Wang’s interest in the 2004 election campaign led him to look at the evidence more carefully. He recalled the odds at the time favoring a victory by Democratic Sen. John Kerry, as the candidate only needed to win one more swing state: Florida or Ohio. After discussing the election with a colleague who agreed with this argument, Wang decided to launch a more formal investigation of the data.
“I thought about doing a more formal version of that using a computer program,” Wang said. “The problem with polling data in the news was that the polls came out one at a time, and that is what scientists regarded as a very high-noise situation. I thought it must be possible to do better.”
Wang began writing a program that let him analyze data from many different polls. He posted his results — coded by hand — on his homemade webpage, as well as in several political forums. The results soon went viral.
“This was a time when few people were doing this, and I got thousands and thousands of hits, and my email inbox became flooded,” Wang said. “It was then I realized I had something.”

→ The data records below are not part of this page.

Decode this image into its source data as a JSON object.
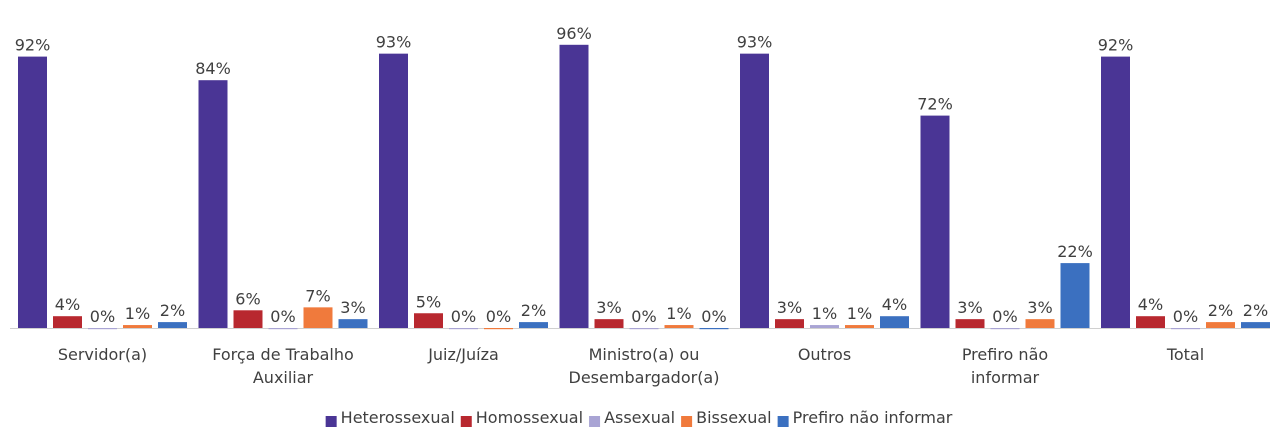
{
  "chart_data": {
    "type": "bar",
    "categories": [
      "Servidor(a)",
      "Força de Trabalho Auxiliar",
      "Juiz/Juíza",
      "Ministro(a) ou Desembargador(a)",
      "Outros",
      "Prefiro não informar",
      "Total"
    ],
    "ylim": [
      0,
      100
    ],
    "legend": "bottom",
    "series": [
      {
        "name": "Heterossexual",
        "color": "#4a3595",
        "values": [
          92,
          84,
          93,
          96,
          93,
          72,
          92
        ],
        "value_labels": [
          "92%",
          "84%",
          "93%",
          "96%",
          "93%",
          "72%",
          "92%"
        ]
      },
      {
        "name": "Homossexual",
        "color": "#b8282f",
        "values": [
          4,
          6,
          5,
          3,
          3,
          3,
          4
        ],
        "value_labels": [
          "4%",
          "6%",
          "5%",
          "3%",
          "3%",
          "3%",
          "4%"
        ]
      },
      {
        "name": "Assexual",
        "color": "#a9a4d4",
        "values": [
          0,
          0,
          0,
          0,
          1,
          0,
          0
        ],
        "value_labels": [
          "0%",
          "0%",
          "0%",
          "0%",
          "1%",
          "0%",
          "0%"
        ]
      },
      {
        "name": "Bissexual",
        "color": "#f07a3c",
        "values": [
          1,
          7,
          0,
          1,
          1,
          3,
          2
        ],
        "value_labels": [
          "1%",
          "7%",
          "0%",
          "1%",
          "1%",
          "3%",
          "2%"
        ]
      },
      {
        "name": "Prefiro não informar",
        "color": "#3b70c0",
        "values": [
          2,
          3,
          2,
          0,
          4,
          22,
          2
        ],
        "value_labels": [
          "2%",
          "3%",
          "2%",
          "0%",
          "4%",
          "22%",
          "2%"
        ]
      }
    ]
  }
}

The 2004 electoral cycle was the first presidential election in which so much polling data was available, and soon Wang found himself one of a “handful of geeks for whom this became an activity.” The activity became popular enough for Wang and several other bloggers to be profiled in the Wall Street Journal, in an article Wang said “did a good job of capturing the funny community of people who had a similar idea at more or less the same time.”
By focusing on what Wang called the “meta-analysis of polls,” he was able to provide a daily snapshot of what the predicted electoral college vote would look like at any given moment. He continued adding to the site, which attracted over a million hits as the 2004 campaign went on.
The site calculated the exact actual electoral outcome.
In 2008, Wang was joined by Andrew Ferguson ’08, who automated the entire data collection and analysis process. As a student in the Operations Research and Financial Engineering department, Ferguson learned in the classroom how to process this data, giving him a basis for dealing with polling errors and ways to combine estimates from multiple polls.
“Not every polling site had the same statistically, mathematically sound way of data analysis, and our spin on that was to try to be very faithful to the methods and describe what we do differently,” Ferguson explained. “Statistics is complicated — it’s hard to understand how simple examples apply to day-to-day encounters. It’s an educational service in some ways.”
For those reasons, where before he had to check which polls had available data and manually process it in Matlab, now Wang’s day-to-day work on the site mostly involves writing. The site is now called the Princeton Election Consortium and features posts from the University community across disciplines.
“When I fire up the site, I look at the results now like everyone else,” Wang said. “I purely come up with new ways of looking at the data and writing a little essay each time.”
The level of interest in the Princeton Election Consortium has not faded with the passage of the last two presidential elections. Rather, the range of the blog’s readers has expanded as the methods of analyzing big data become a more relevant topic.
“I get feedback and commentary from leading political blogs and everything from pension analysts in Mexico to street theorists at Rutgers to crystallographers,” Wang said. “Few of these people I have ever met, but the best comments can come from people whose voices I’ve never heard.”
Computer science and public affairs professor Edward Felten said that this kind of work was a good example of how big data can provide a perspective on current politics.
“A lot of work on big data is about very detailed questions of direct interest to only a small community, but here you have a use that goes to the heart of a main topic of interest,” Felten said. “The ability of a Princeton professor to gather and process data to draw conclusions from it is something that would not have been possible in a previous generation.”
This year, Wang and Ferguson have implemented new methods they hope to use to gain more insight into the outcome of the election rather than just snapshots. It will be the first step in the process of making predictions about what will occur in November. For now, though, both expressed satisfaction with maintaining the blog at their current pace.
“We can’t learn anything about our methods until the election actually happens,” Ferguson noted. “We haven’t added too many things. We did a good job in 2008, and I try to not mess with success.”